$X$ follows a distribution with distribution function $$F(x)=\begin{cases}1-\left(\frac{2000}{2000+x}\right): &x\ge0\\ 0: &\text{otherwise}\end{cases}$$ Let $Y=max(0,X-500)$. Calculate the $60^{th}$ percentile of positive values of $Y$, ignoring values of $Y$ where $0\le X \le 500$
Here was my solution:
$P(0\le X\le500) = F(500) = 0.2. \\\text{Let } Z \text{ be a random variable with density} f_Z(z) = \begin{cases} 0.8-\left(\frac{2000}{2000+z}\right): &z\ge500\\ 0: &\text{else} \end{cases} \\$
As I'm writing this, I can see that my density function for $Z$ is not a legit density function, and in fact I'm not sure why I made it a density function. Did I mean distribution function? Well, it's not a legit distribution function either. Okay, I give up, I'm ready for some help. If you're curious, my wrong answer was $7500$.
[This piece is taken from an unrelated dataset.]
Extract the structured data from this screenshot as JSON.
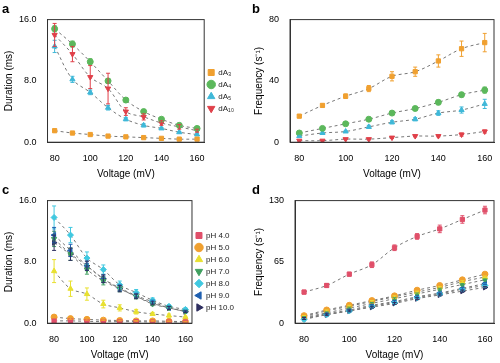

$P(Y=0) = F(500) = 1- \frac{2000}{2500} = 0.2$.
The 60th percentile of the remaining $0.8$ probability is equivalent to $0.2 + 0.6 \cdot 0.8 = 0.68$ quantile of $Y$. So you want to find $y$ such that $P(Y \le y) = 0.68$. But for $y > 500$ we have $P(Y \le y) = P(X \le y+500)$. Can you finish from here?